Encontrei em Bertioga-SP, um morador de rua, descalço, corpo edemaciado (inchado), hálito alcoólico, mente deteriorada, dignidade humana perdida. Chega perto de mim perguntando se eu já havia passado fome na vida. Evitei a resposta e entrar no seu nível de argumentação. Sei que ele estava querendo ajuda em dinheiro, mesmo que colocasse como argumentação a fome. Era mais um dependente químico, alcoólico, com doença em franca atividade, sem saber a quem pedir ajuda para a real ajuda ao seu caso. Não sei se tem família por perto, se tem alguma história perdida em algum lugar. Sei que sou médico, que atuo na área da sua doença, a psiquiatria. Mas o que posso fazer? Dá uma moeda que ele pede para ir logo em seguida em busca de mais uma dose de cachaça para aliviar ou anestesiar os seus sofrimentos, mesmo que aprofunde ainda mais a doença? Ou, prevendo que isso possa acontecer e que eu não queira participar da evolução da sua doença, mas que queira lhe ajudar de alguma forma, dou um pequeno pacote de biscoitos que trazia comigo? Vejo a distância enquanto sigo o meu caminho, que ele permanece com o pacote de biscoito nas mãos, desinteressado, como se fosse mais um empecilho para ele conduzir. Qual foi o bem que eu fiz? Fiquei a imaginar...

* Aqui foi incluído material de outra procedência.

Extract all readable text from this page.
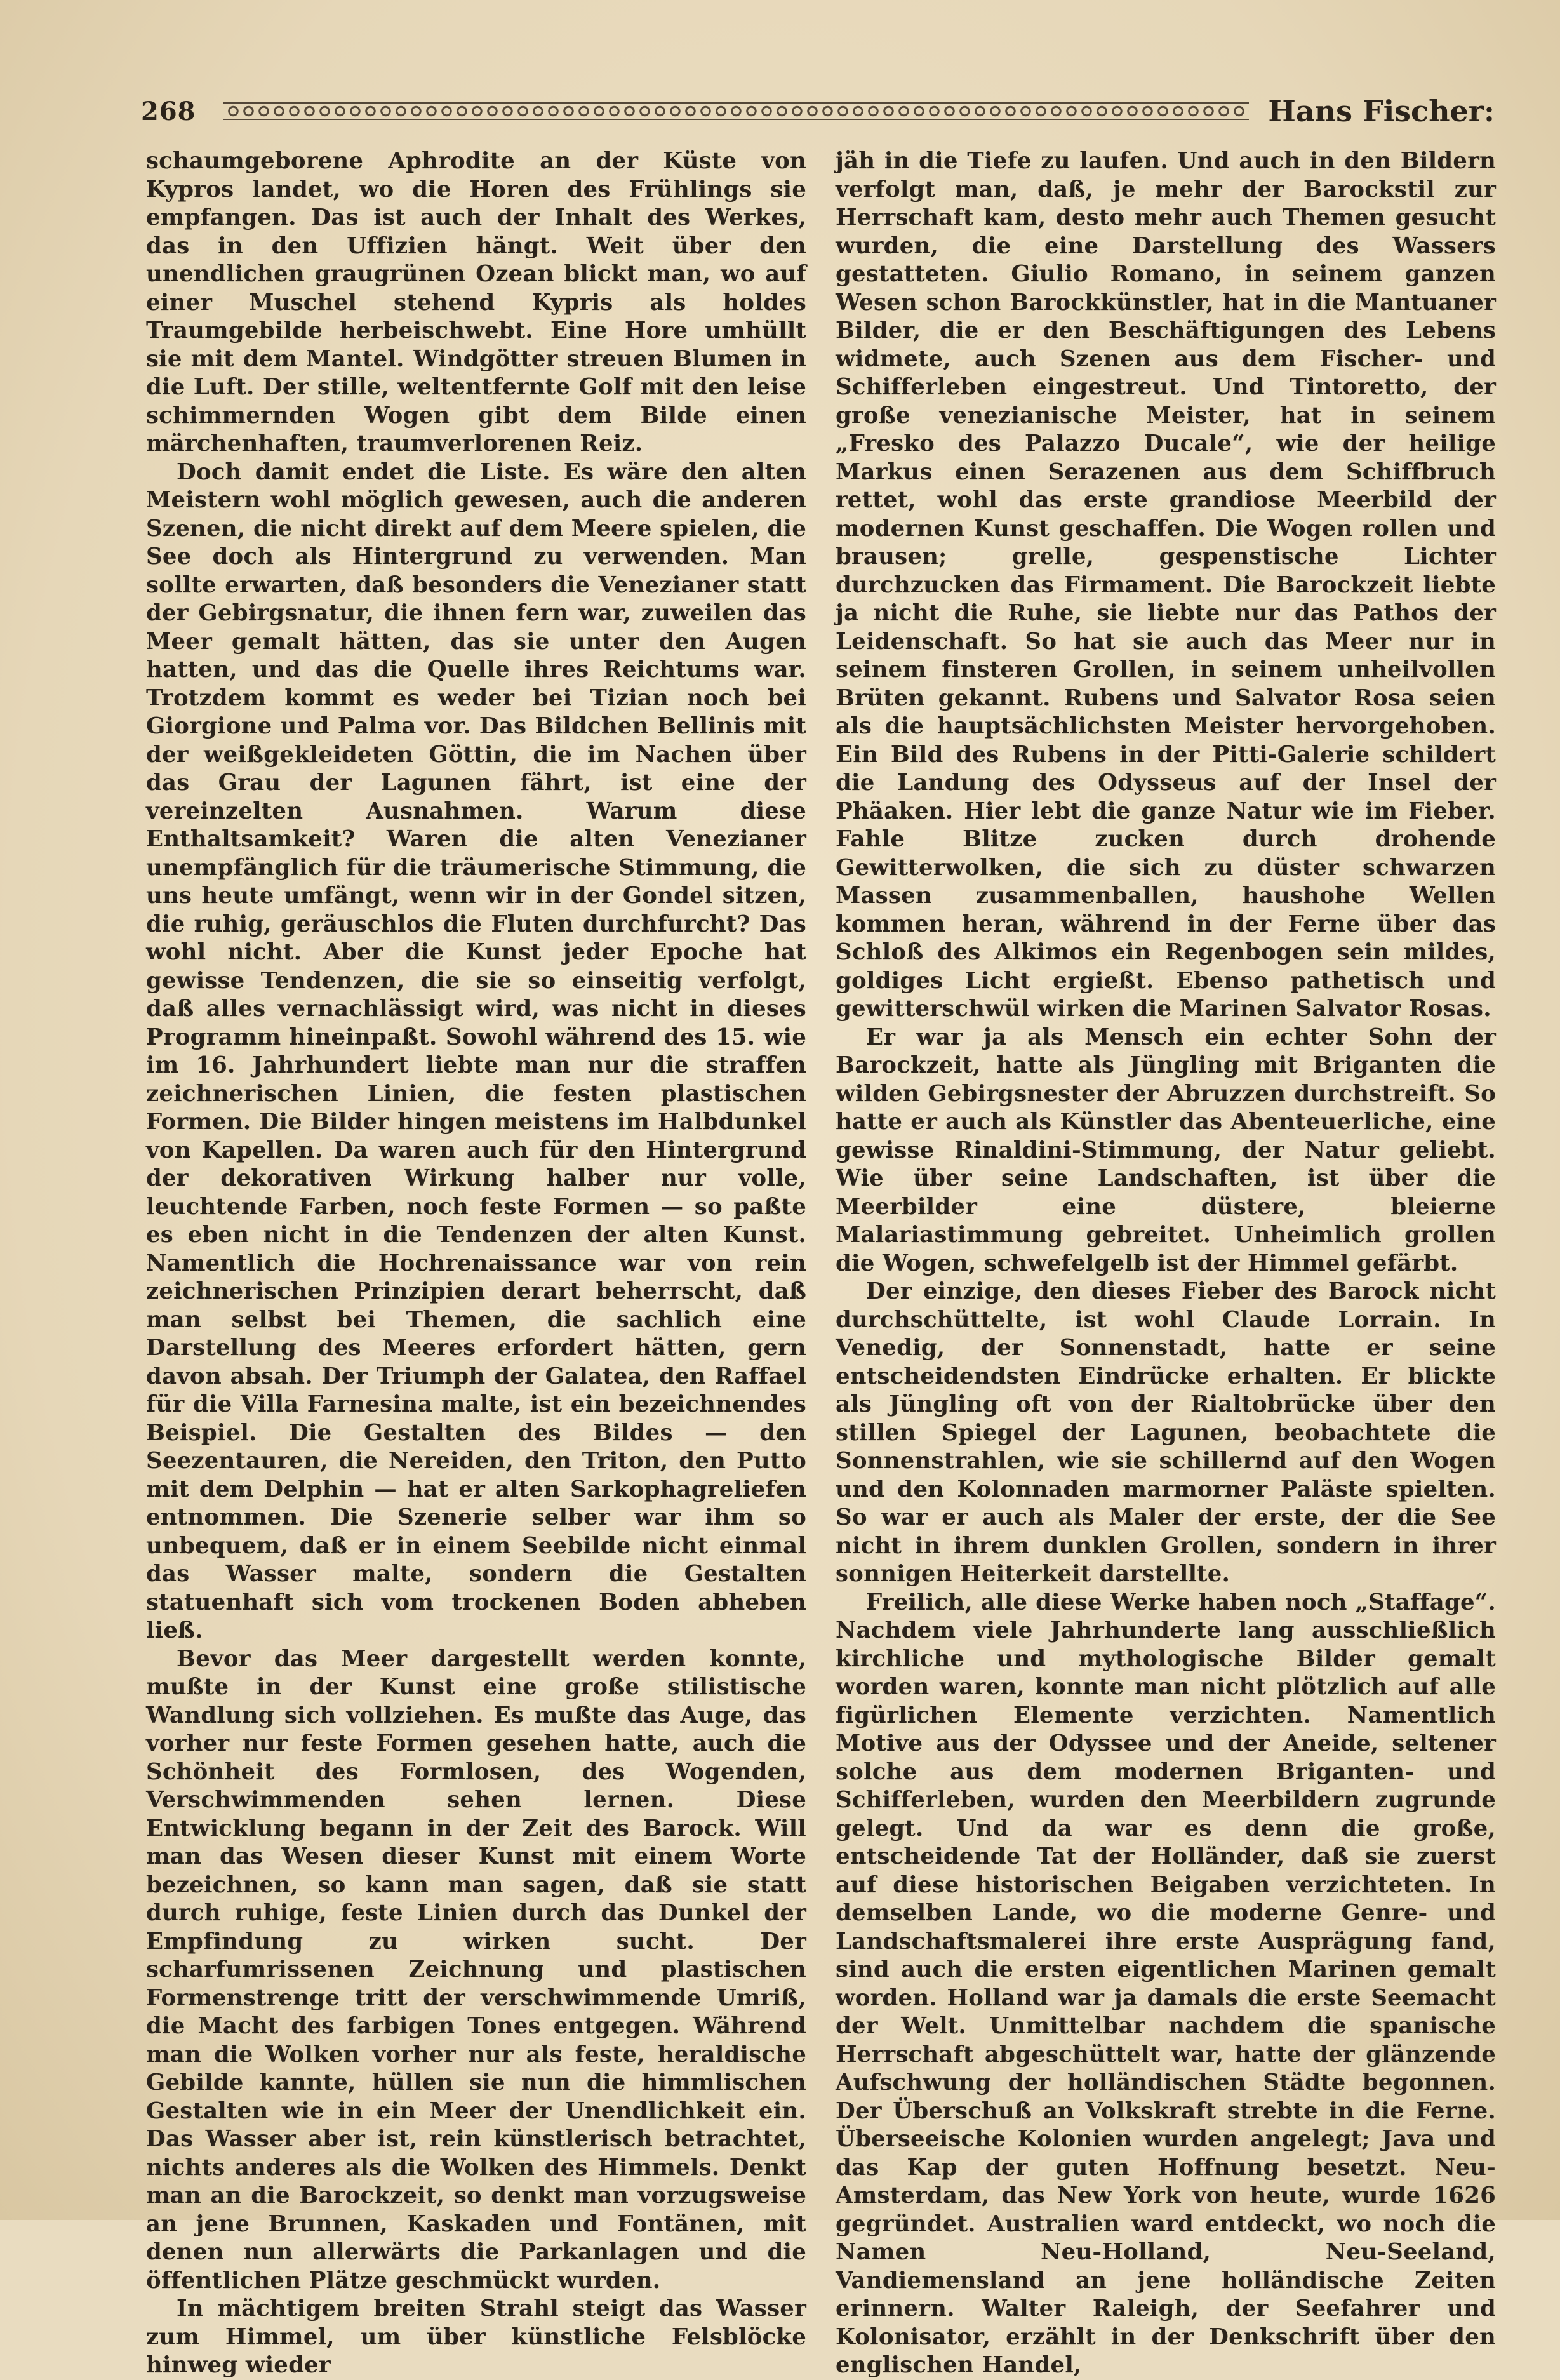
268	Hans Fischer:

schaumgeborene Aphrodite an der Küste von Kypros landet, wo die Horen des Frühlings sie empfangen. Das ist auch der Inhalt des Werkes, das in den Uffizien hängt. Weit über den unendlichen graugrünen Ozean blickt man, wo auf einer Muschel stehend Kypris als holdes Traumgebilde herbeischwebt. Eine Hore umhüllt sie mit dem Mantel. Windgötter streuen Blumen in die Luft. Der stille, weltentfernte Golf mit den leise schimmernden Wogen gibt dem Bilde einen märchenhaften, traumverlorenen Reiz.

Doch damit endet die Liste. Es wäre den alten Meistern wohl möglich gewesen, auch die anderen Szenen, die nicht direkt auf dem Meere spielen, die See doch als Hintergrund zu verwenden. Man sollte erwarten, daß besonders die Venezianer statt der Gebirgsnatur, die ihnen fern war, zuweilen das Meer gemalt hätten, das sie unter den Augen hatten, und das die Quelle ihres Reichtums war. Trotzdem kommt es weder bei Tizian noch bei Giorgione und Palma vor. Das Bildchen Bellinis mit der weißgekleideten Göttin, die im Nachen über das Grau der Lagunen fährt, ist eine der vereinzelten Ausnahmen. Warum diese Enthaltsamkeit? Waren die alten Venezianer unempfänglich für die träumerische Stimmung, die uns heute umfängt, wenn wir in der Gondel sitzen, die ruhig, geräuschlos die Fluten durchfurcht? Das wohl nicht. Aber die Kunst jeder Epoche hat gewisse Tendenzen, die sie so einseitig verfolgt, daß alles vernachlässigt wird, was nicht in dieses Programm hineinpaßt. Sowohl während des 15. wie im 16. Jahrhundert liebte man nur die straffen zeichnerischen Linien, die festen plastischen Formen. Die Bilder hingen meistens im Halbdunkel von Kapellen. Da waren auch für den Hintergrund der dekorativen Wirkung halber nur volle, leuchtende Farben, noch feste Formen — so paßte es eben nicht in die Tendenzen der alten Kunst. Namentlich die Hochrenaissance war von rein zeichnerischen Prinzipien derart beherrscht, daß man selbst bei Themen, die sachlich eine Darstellung des Meeres erfordert hätten, gern davon absah. Der Triumph der Galatea, den Raffael für die Villa Farnesina malte, ist ein bezeichnendes Beispiel. Die Gestalten des Bildes — den Seezentauren, die Nereiden, den Triton, den Putto mit dem Delphin — hat er alten Sarkophagreliefen entnommen. Die Szenerie selber war ihm so unbequem, daß er in einem Seebilde nicht einmal das Wasser malte, sondern die Gestalten statuenhaft sich vom trockenen Boden abheben ließ.

Bevor das Meer dargestellt werden konnte, mußte in der Kunst eine große stilistische Wandlung sich vollziehen. Es mußte das Auge, das vorher nur feste Formen gesehen hatte, auch die Schönheit des Formlosen, des Wogenden, Verschwimmenden sehen lernen. Diese Entwicklung begann in der Zeit des Barock. Will man das Wesen dieser Kunst mit einem Worte bezeichnen, so kann man sagen, daß sie statt durch ruhige, feste Linien durch das Dunkel der Empfindung zu wirken sucht. Der scharfumrissenen Zeichnung und plastischen Formenstrenge tritt der verschwimmende Umriß, die Macht des farbigen Tones entgegen. Während man die Wolken vorher nur als feste, heraldische Gebilde kannte, hüllen sie nun die himmlischen Gestalten wie in ein Meer der Unendlichkeit ein. Das Wasser aber ist, rein künstlerisch betrachtet, nichts anderes als die Wolken des Himmels. Denkt man an die Barockzeit, so denkt man vorzugsweise an jene Brunnen, Kaskaden und Fontänen, mit denen nun allerwärts die Parkanlagen und die öffentlichen Plätze geschmückt wurden.

In mächtigem breiten Strahl steigt das Wasser zum Himmel, um über künstliche Felsblöcke hinweg wieder

jäh in die Tiefe zu laufen. Und auch in den Bildern verfolgt man, daß, je mehr der Barockstil zur Herrschaft kam, desto mehr auch Themen gesucht wurden, die eine Darstellung des Wassers gestatteten. Giulio Romano, in seinem ganzen Wesen schon Barockkünstler, hat in die Mantuaner Bilder, die er den Beschäftigungen des Lebens widmete, auch Szenen aus dem Fischer- und Schifferleben eingestreut. Und Tintoretto, der große venezianische Meister, hat in seinem „Fresko des Palazzo Ducale“, wie der heilige Markus einen Serazenen aus dem Schiffbruch rettet, wohl das erste grandiose Meerbild der modernen Kunst geschaffen. Die Wogen rollen und brausen; grelle, gespenstische Lichter durchzucken das Firmament. Die Barockzeit liebte ja nicht die Ruhe, sie liebte nur das Pathos der Leidenschaft. So hat sie auch das Meer nur in seinem finsteren Grollen, in seinem unheilvollen Brüten gekannt. Rubens und Salvator Rosa seien als die hauptsächlichsten Meister hervorgehoben. Ein Bild des Rubens in der Pitti-Galerie schildert die Landung des Odysseus auf der Insel der Phäaken. Hier lebt die ganze Natur wie im Fieber. Fahle Blitze zucken durch drohende Gewitterwolken, die sich zu düster schwarzen Massen zusammenballen, haushohe Wellen kommen heran, während in der Ferne über das Schloß des Alkimos ein Regenbogen sein mildes, goldiges Licht ergießt. Ebenso pathetisch und gewitterschwül wirken die Marinen Salvator Rosas.

Er war ja als Mensch ein echter Sohn der Barockzeit, hatte als Jüngling mit Briganten die wilden Gebirgsnester der Abruzzen durchstreift. So hatte er auch als Künstler das Abenteuerliche, eine gewisse Rinaldini-Stimmung, der Natur geliebt. Wie über seine Landschaften, ist über die Meerbilder eine düstere, bleierne Malariastimmung gebreitet. Unheimlich grollen die Wogen, schwefelgelb ist der Himmel gefärbt.

Der einzige, den dieses Fieber des Barock nicht durchschüttelte, ist wohl Claude Lorrain. In Venedig, der Sonnenstadt, hatte er seine entscheidendsten Eindrücke erhalten. Er blickte als Jüngling oft von der Rialtobrücke über den stillen Spiegel der Lagunen, beobachtete die Sonnenstrahlen, wie sie schillernd auf den Wogen und den Kolonnaden marmorner Paläste spielten. So war er auch als Maler der erste, der die See nicht in ihrem dunklen Grollen, sondern in ihrer sonnigen Heiterkeit darstellte.

Freilich, alle diese Werke haben noch „Staffage“. Nachdem viele Jahrhunderte lang ausschließlich kirchliche und mythologische Bilder gemalt worden waren, konnte man nicht plötzlich auf alle figürlichen Elemente verzichten. Namentlich Motive aus der Odyssee und der Aneide, seltener solche aus dem modernen Briganten- und Schifferleben, wurden den Meerbildern zugrunde gelegt. Und da war es denn die große, entscheidende Tat der Holländer, daß sie zuerst auf diese historischen Beigaben verzichteten. In demselben Lande, wo die moderne Genre- und Landschaftsmalerei ihre erste Ausprägung fand, sind auch die ersten eigentlichen Marinen gemalt worden. Holland war ja damals die erste Seemacht der Welt. Unmittelbar nachdem die spanische Herrschaft abgeschüttelt war, hatte der glänzende Aufschwung der holländischen Städte begonnen. Der Überschuß an Volkskraft strebte in die Ferne. Überseeische Kolonien wurden angelegt; Java und das Kap der guten Hoffnung besetzt. Neu-Amsterdam, das New York von heute, wurde 1626 gegründet. Australien ward entdeckt, wo noch die Namen Neu-Holland, Neu-Seeland, Vandiemensland an jene holländische Zeiten erinnern. Walter Raleigh, der Seefahrer und Kolonisator, erzählt in der Denkschrift über den englischen Handel,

Pessoas como essa existem aos milhares pelo Brasil afora, e nesse atual estágio político, da orientação do Ministério da Saúde que a doença mental não existe e que os hospitais psiquiátricos são antros de exclusão social, com redução massiva de leitos para internação, os doentes mentais passam a morar cada vez mais nas ruas, quando suas famílias não encontrando vagas para conter as crises de suas doenças terminam por abandoná-los à própria sorte, e muitos terminam a vida de forma precoce, num atropelamento, assassinato, fome, ou doenças físicas as mais diversas. Nós, psiquiatras, acusados como o vilão-mor dessa situação, terminamos por sermos hostilizados, sem sermos ouvidos e tendo nossas opiniões desconsideradas quando chegam à mesa de discussão. Terminamos por uma atitude mais passiva que ativa, de tentar entender, criticar, denunciar e apontar soluções reais para a situação. Isso que estou fazendo agora, mesmo com um texto de perfil denunciador de uma situação, mas sem consequências práticas de resolução do problema.

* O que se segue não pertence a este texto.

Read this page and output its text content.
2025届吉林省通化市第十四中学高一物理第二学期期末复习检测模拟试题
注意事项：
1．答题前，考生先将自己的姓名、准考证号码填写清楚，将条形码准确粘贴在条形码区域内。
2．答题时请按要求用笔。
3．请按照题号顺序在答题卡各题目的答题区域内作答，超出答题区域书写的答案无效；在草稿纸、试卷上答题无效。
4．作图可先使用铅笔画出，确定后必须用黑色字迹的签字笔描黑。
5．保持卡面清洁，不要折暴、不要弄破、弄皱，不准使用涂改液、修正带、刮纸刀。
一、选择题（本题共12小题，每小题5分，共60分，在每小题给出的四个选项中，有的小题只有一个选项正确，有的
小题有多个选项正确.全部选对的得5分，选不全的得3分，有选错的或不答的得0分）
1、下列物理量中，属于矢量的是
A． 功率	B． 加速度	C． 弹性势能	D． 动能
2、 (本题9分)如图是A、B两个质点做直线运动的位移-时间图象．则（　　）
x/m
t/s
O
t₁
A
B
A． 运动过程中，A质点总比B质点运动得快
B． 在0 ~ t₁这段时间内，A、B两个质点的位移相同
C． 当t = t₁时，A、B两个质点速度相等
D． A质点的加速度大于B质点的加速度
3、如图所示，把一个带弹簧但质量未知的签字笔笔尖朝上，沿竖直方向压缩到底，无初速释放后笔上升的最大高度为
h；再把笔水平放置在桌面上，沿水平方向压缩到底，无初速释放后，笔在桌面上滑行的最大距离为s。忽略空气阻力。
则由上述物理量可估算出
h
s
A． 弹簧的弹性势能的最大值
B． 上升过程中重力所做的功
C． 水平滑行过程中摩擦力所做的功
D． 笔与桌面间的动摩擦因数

É nisso que devo focar minha atenção, após identificar o problema partir para a resolução. Como fazer para ajudar esses irmãos que estão nessa situação de abandono, que pertencem a área da psiquiatria enquanto doentes mentais? Notemos logo a terminologia que uso para identifica-los, “irmãos”, enquanto pelo jargão técnico eu deveria usar “pacientes”. Isso acontece porque, além da minha condição acadêmica e de tratar essas pessoas como pacientes, eu coloco acima dessa responsabilidade a minha obediência ao Pai que tudo criou e que espera de mim atitudes para que eu ajude os irmãos que se encontram em mais dificuldades. Não posso colocar no meio do caminho, como obstáculo, nenhum tipo de preconceitos, não posso julgar ou condenar quem quer que seja. Devo simplesmente reconhecer os erros que a ignorância produz e gera a falta de assistência, e lutar para corrigir o problema apontando com objetividade a solução pragmática a partir dos primeiros passos.

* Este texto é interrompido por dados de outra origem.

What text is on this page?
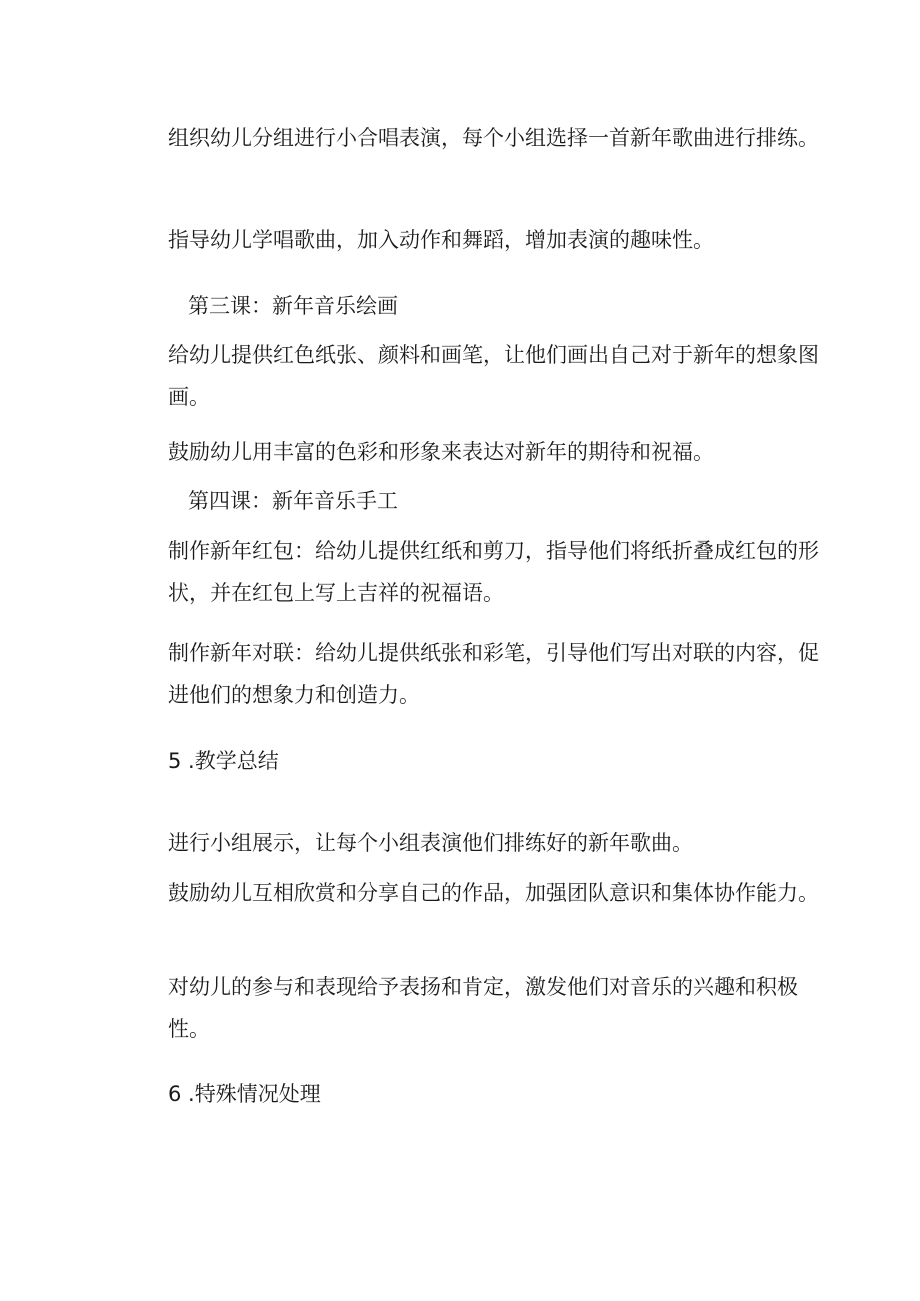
组织幼儿分组进行小合唱表演，每个小组选择一首新年歌曲进行排练。

指导幼儿学唱歌曲，加入动作和舞蹈，增加表演的趣味性。

第三课：新年音乐绘画

给幼儿提供红色纸张、颜料和画笔，让他们画出自己对于新年的想象图画。

鼓励幼儿用丰富的色彩和形象来表达对新年的期待和祝福。

第四课：新年音乐手工

制作新年红包：给幼儿提供红纸和剪刀，指导他们将纸折叠成红包的形状，并在红包上写上吉祥的祝福语。

制作新年对联：给幼儿提供纸张和彩笔，引导他们写出对联的内容，促进他们的想象力和创造力。

5 .教学总结

进行小组展示，让每个小组表演他们排练好的新年歌曲。

鼓励幼儿互相欣赏和分享自己的作品，加强团队意识和集体协作能力。

对幼儿的参与和表现给予表扬和肯定，激发他们对音乐的兴趣和积极性。

6 .特殊情况处理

Qual seria esse primeiro passo na conjuntura atual? Trazer de imediato essas pessoas para dentro do Hospital, cuidar da sua dependência tratando de início a intoxicação, seguida da recuperação dos diversos órgãos e conscientização da pessoa como filha de Deus, que tem direito a uma dignidade humana, a uma vida com qualidade.
Penso que, para essa ideia alcançar o nível gerencial da saúde com força para gerar projetos no sentido dessa ajuda real que se mostra necessário, seja preciso uma atividade de reflexão, como um seminário organizado pela Universidade e com a parceria com a Justiça, com a Psiquiatria e com os gerentes do serviço público ligados à Saúde e Serviço Social.
Irei fazer o arcabouço desse projeto para apresentar a Universidade. Para tanto irei convidar pessoas da Justiça, da Saúde e da Gerência para ver como pode ser a montagem de um seminário nesse sentido.